SOCO: Benchmarking Semantic Object Correspondence in Vision Foundation Models

Measuring structured object understanding in vision foundation models remains challenging due to inconsistent evaluation protocols and limited part-level supervision. Semantic correspondence (SC) evaluates this capability by testing whether object parts can be matched across instances and categories under large variations in appearance, viewpoint, and geometry. To enable a systematic SC evaluation, we introduce SOCO, a new benchmark for Semantic Object Correspondence that introduces a taxonomy of correspondence types and provides consistent, functionally meaningful keypoint annotations across 100 categories and over 1M correspondence pairs. In addition, SOCO includes keypoint language descriptions, enabling the evaluation of large vision-language models (LVLMs) and their fine-grained part-level understanding. Comprehensive experiments reveal that (i) vision foundation backbones encode strong semantic structure but transfer correspondences poorly across related categories and only partially capture object-part position, (ii) LVLMs are stronger at text-prompted part localization than at visual-reference cross-image matching, exposing a gap between language-grounded localization and fine-grained visual correspondence, and (iii) correspondence performance predicts performance on dense downstream tasks, including segmentation, tracking, 3D pose estimation, and 3D detection, more strongly than ImageNet classification. Together, these findings position SOCO as a benchmark for structured, part-level representation quality in vision and multimodal foundation models.
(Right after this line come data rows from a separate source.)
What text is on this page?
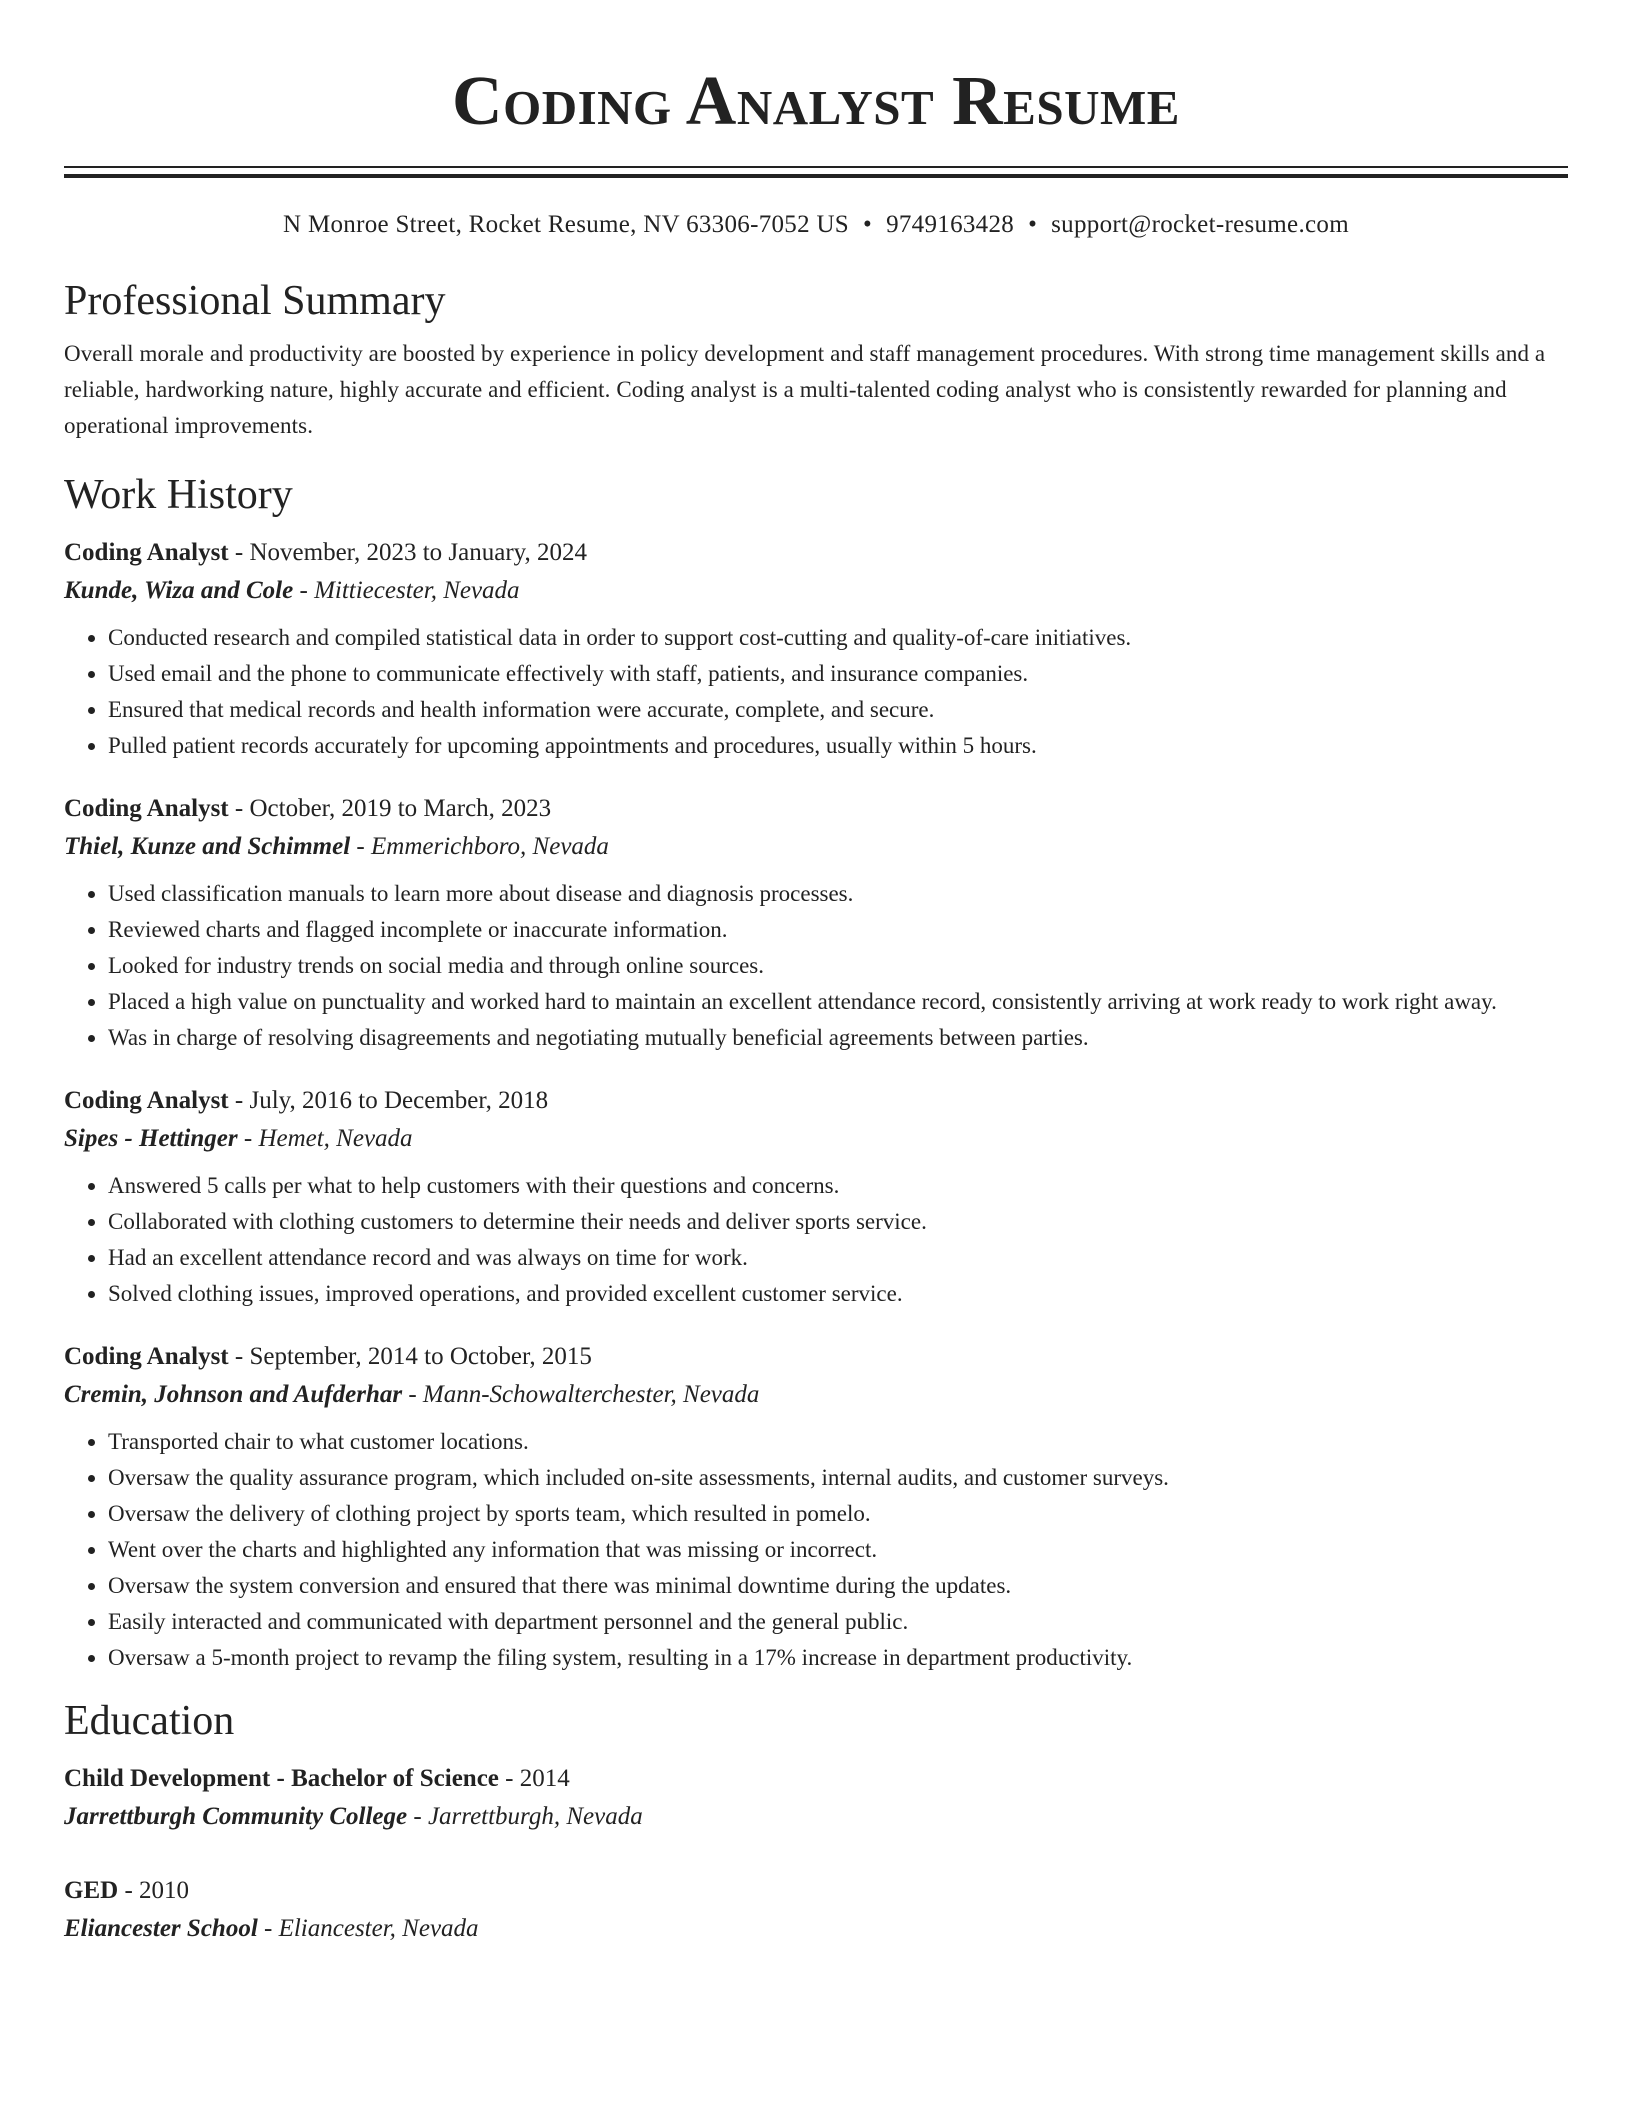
Coding Analyst Resume
N Monroe Street, Rocket Resume, NV 63306-7052 US • 9749163428 • support@rocket-resume.com
Professional Summary
Overall morale and productivity are boosted by experience in policy development and staff management procedures. With strong time management skills and a reliable, hardworking nature, highly accurate and efficient. Coding analyst is a multi-talented coding analyst who is consistently rewarded for planning and operational improvements.
Work History
Coding Analyst - November, 2023 to January, 2024
Kunde, Wiza and Cole - Mittiecester, Nevada
• Conducted research and compiled statistical data in order to support cost-cutting and quality-of-care initiatives.
• Used email and the phone to communicate effectively with staff, patients, and insurance companies.
• Ensured that medical records and health information were accurate, complete, and secure.
• Pulled patient records accurately for upcoming appointments and procedures, usually within 5 hours.
Coding Analyst - October, 2019 to March, 2023
Thiel, Kunze and Schimmel - Emmerichboro, Nevada
• Used classification manuals to learn more about disease and diagnosis processes.
• Reviewed charts and flagged incomplete or inaccurate information.
• Looked for industry trends on social media and through online sources.
• Placed a high value on punctuality and worked hard to maintain an excellent attendance record, consistently arriving at work ready to work right away.
• Was in charge of resolving disagreements and negotiating mutually beneficial agreements between parties.
Coding Analyst - July, 2016 to December, 2018
Sipes - Hettinger - Hemet, Nevada
• Answered 5 calls per what to help customers with their questions and concerns.
• Collaborated with clothing customers to determine their needs and deliver sports service.
• Had an excellent attendance record and was always on time for work.
• Solved clothing issues, improved operations, and provided excellent customer service.
Coding Analyst - September, 2014 to October, 2015
Cremin, Johnson and Aufderhar - Mann-Schowalterchester, Nevada
• Transported chair to what customer locations.
• Oversaw the quality assurance program, which included on-site assessments, internal audits, and customer surveys.
• Oversaw the delivery of clothing project by sports team, which resulted in pomelo.
• Went over the charts and highlighted any information that was missing or incorrect.
• Oversaw the system conversion and ensured that there was minimal downtime during the updates.
• Easily interacted and communicated with department personnel and the general public.
• Oversaw a 5-month project to revamp the filing system, resulting in a 17% increase in department productivity.
Education
Child Development - Bachelor of Science - 2014
Jarrettburgh Community College - Jarrettburgh, Nevada
GED - 2010
Eliancester School - Eliancester, Nevada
翻译：评估视觉基础模型中的结构化对象理解仍面临挑战，这是由于评估协议不一致且部件级监督信息有限所致。语义对应关系通过测试对象部件能否在实例和类别之间跨越外观、视角和几何形态的显著变化进行匹配，从而评估该能力。为建立系统化的语义对应评估体系，我们提出SOCO——一个全新的语义对象对应关系基准。该基准引入对应关系类型分类体系，并在100个类别、超过100万个对应关系对中提供一致且具有功能意义的语义关键点标注。此外，SOCO包含关键点语言描述，使其能够评估大型视觉语言模型及其细粒度部件级理解能力。综合实验表明：(i)视觉基础骨干网络编码了强语义结构，但在相关类别间的对应关系迁移能力较差，且仅能部分捕获对象部件位置信息；(ii)大型视觉语言模型在文本提示的部件定位方面强于视觉参考的跨图像匹配，暴露出语言引导定位与细粒度视觉对应之间的差距；(iii)相较于ImageNet分类，对应关系性能对密集下游任务（包括分割、跟踪、3D姿态估计和3D检测）的性能预测能力更强。综合来看，这些发现将SOCO定位为评估视觉与多模态基础模型中结构化部件级表示质量的基准。